L’effet de mode crée à mon sens l’ampleur de l’offre. En revanche, le podcast, c’est-à-dire la liberté de pouvoir écouter les programmes que vous avez envie d’écouter quand vous le voulez et d’où vous voulez, est non seulement durable, mais je pense que c’est l’avenir de la radio. Cela imprime sur notre média une nouveauté qui est définitive. Le podcast va progressivement s’imposer comme un mode d’usage incontournable de la radio. Ce n’est ainsi pas à mon sens « une épidémie provoquée », mais un apport naturel à notre média. Cela représente une véritable révolution, une transformation totale du paysage puisqu’avant, l’auditeur était passif ; il ne pouvait qu’allumer ou éteindre la radio. Il en est aujourd’hui tout autrement.
« France Culture, c’est l’esprit d’ouverture. » C’est l’un de vos slogans depuis 2017. Comment rester ouverts sur un monde fermé ?
Pour l’anecdote, le confinement a coïncidé avec une campagne de communication qu’avait lancé Radio France sur France Culture sur le thème de l’esprit d’ouverture, alors même que chaque pays se repliait sur lui-même. Ils avaient même mis une grande banderole sur la façade de Radio France. Cela me fait toujours sourire ! On a tous bien compris qu’à partir du moment où l’on était tous à l’intérieur, on allait avoir besoin d’ouvrir des fenêtres. On a, par exemple, modifié le programme des Matins afin d’accueillir une parole d’artiste tous les jours à 8h50. La séquence s’appelle aujourd’hui « À quoi pensez-vous ? » L’idée, c’était de faire des ponts entre l’intérieur et l’extérieur et de faire en sorte que les auditeurs, cloîtrés dans leur domicile, restent connectés au monde extérieur.
Cette crise a-t-elle élargi le spectre de votre audience ?

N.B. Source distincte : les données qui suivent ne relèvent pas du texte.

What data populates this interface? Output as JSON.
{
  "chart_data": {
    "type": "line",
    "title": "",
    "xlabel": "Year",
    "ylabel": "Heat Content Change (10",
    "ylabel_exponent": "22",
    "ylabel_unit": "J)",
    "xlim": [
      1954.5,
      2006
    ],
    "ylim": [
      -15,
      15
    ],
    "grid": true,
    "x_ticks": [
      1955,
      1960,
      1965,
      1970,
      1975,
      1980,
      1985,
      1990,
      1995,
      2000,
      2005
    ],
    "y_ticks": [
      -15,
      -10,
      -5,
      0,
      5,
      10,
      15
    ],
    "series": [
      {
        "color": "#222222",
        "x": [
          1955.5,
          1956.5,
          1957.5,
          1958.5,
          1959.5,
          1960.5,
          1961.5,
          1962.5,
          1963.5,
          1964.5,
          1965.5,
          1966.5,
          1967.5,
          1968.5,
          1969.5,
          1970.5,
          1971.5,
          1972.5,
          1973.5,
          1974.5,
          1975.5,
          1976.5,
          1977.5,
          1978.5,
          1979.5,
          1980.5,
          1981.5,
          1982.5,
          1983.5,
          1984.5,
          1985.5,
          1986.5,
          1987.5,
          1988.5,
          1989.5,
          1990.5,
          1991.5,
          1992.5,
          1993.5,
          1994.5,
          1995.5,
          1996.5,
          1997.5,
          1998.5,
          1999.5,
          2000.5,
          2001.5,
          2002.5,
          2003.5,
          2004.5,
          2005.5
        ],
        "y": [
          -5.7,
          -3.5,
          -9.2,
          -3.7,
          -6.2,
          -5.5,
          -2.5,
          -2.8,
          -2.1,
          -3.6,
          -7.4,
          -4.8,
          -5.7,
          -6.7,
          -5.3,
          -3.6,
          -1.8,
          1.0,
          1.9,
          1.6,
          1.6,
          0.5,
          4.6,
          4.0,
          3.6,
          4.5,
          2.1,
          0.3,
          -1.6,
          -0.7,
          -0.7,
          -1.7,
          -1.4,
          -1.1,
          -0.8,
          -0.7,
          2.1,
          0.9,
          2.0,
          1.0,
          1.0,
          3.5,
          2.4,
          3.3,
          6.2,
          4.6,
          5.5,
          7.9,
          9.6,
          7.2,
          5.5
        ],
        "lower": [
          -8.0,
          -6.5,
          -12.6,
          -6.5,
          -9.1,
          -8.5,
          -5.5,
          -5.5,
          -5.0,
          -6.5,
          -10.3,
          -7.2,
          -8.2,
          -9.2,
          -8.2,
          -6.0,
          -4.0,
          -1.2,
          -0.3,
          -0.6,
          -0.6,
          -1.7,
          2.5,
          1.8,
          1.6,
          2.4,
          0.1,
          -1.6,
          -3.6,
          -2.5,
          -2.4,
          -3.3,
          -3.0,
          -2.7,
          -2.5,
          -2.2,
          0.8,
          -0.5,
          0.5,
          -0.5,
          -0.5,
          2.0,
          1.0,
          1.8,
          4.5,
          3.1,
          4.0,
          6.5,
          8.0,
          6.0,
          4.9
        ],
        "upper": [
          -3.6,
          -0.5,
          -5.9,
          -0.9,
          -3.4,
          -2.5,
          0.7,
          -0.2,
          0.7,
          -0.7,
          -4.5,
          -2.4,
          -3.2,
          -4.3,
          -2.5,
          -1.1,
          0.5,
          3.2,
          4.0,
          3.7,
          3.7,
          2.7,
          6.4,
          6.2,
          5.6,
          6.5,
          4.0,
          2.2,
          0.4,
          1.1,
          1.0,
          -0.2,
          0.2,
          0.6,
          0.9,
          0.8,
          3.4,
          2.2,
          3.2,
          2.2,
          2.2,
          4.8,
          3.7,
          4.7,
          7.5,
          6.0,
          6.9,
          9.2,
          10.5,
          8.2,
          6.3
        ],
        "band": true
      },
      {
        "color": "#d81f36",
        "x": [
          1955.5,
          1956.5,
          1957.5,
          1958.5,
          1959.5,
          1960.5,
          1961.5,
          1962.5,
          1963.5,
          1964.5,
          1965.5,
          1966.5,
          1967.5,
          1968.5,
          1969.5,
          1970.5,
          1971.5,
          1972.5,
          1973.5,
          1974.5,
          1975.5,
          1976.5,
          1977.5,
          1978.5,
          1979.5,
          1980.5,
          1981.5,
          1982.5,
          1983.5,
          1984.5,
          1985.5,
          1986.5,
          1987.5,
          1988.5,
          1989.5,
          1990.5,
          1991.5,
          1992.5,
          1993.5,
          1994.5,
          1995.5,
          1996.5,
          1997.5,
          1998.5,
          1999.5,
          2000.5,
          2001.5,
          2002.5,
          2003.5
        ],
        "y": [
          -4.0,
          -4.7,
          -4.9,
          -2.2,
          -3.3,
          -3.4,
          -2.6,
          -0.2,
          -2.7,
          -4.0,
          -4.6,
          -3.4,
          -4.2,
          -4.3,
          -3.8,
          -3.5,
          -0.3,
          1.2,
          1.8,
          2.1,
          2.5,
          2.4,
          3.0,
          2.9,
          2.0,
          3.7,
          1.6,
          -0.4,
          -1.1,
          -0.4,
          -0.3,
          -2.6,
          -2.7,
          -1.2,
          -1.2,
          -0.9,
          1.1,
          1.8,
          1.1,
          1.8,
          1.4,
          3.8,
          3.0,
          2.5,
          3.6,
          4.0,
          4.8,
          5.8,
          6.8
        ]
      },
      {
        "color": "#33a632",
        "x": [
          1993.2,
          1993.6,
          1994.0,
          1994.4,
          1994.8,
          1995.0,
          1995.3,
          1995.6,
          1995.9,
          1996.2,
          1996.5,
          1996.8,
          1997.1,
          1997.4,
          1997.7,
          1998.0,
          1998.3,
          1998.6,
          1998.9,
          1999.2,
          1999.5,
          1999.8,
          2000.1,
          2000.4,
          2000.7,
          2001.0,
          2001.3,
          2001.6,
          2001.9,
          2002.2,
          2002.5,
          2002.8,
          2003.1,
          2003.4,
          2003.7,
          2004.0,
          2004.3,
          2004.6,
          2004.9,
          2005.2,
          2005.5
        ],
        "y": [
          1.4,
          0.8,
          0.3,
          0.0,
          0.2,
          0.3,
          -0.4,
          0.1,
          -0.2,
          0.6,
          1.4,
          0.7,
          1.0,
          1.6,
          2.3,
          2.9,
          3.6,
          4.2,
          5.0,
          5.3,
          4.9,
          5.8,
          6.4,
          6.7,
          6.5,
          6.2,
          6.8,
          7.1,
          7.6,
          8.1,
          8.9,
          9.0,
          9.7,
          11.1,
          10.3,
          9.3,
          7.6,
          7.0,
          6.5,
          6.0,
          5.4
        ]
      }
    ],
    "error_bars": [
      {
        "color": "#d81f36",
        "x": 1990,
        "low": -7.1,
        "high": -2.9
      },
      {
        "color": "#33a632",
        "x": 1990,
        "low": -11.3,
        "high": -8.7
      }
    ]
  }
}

C’est ce que j’ai, à mon grand bonheur, constaté. Depuis la série d’attentats de 2015, nous remarquons que les crises successives ont chacune été des facteurs d’augmentation significative de notre audience. Dans ces moments-là, il me semble que l’on apparaît assez clairement comme un repère, en raison de la très forte relation de confiance que nous avons tissé avec nos auditeurs. Par ailleurs, on propose un ton, un rythme, un temps, qui séduit parce que nos auditeurs ont besoin de prendre le temps pour comprendre ces évènements. J’espère que, durant cette crise, le son de la radio a pu rompre la solitude de certains.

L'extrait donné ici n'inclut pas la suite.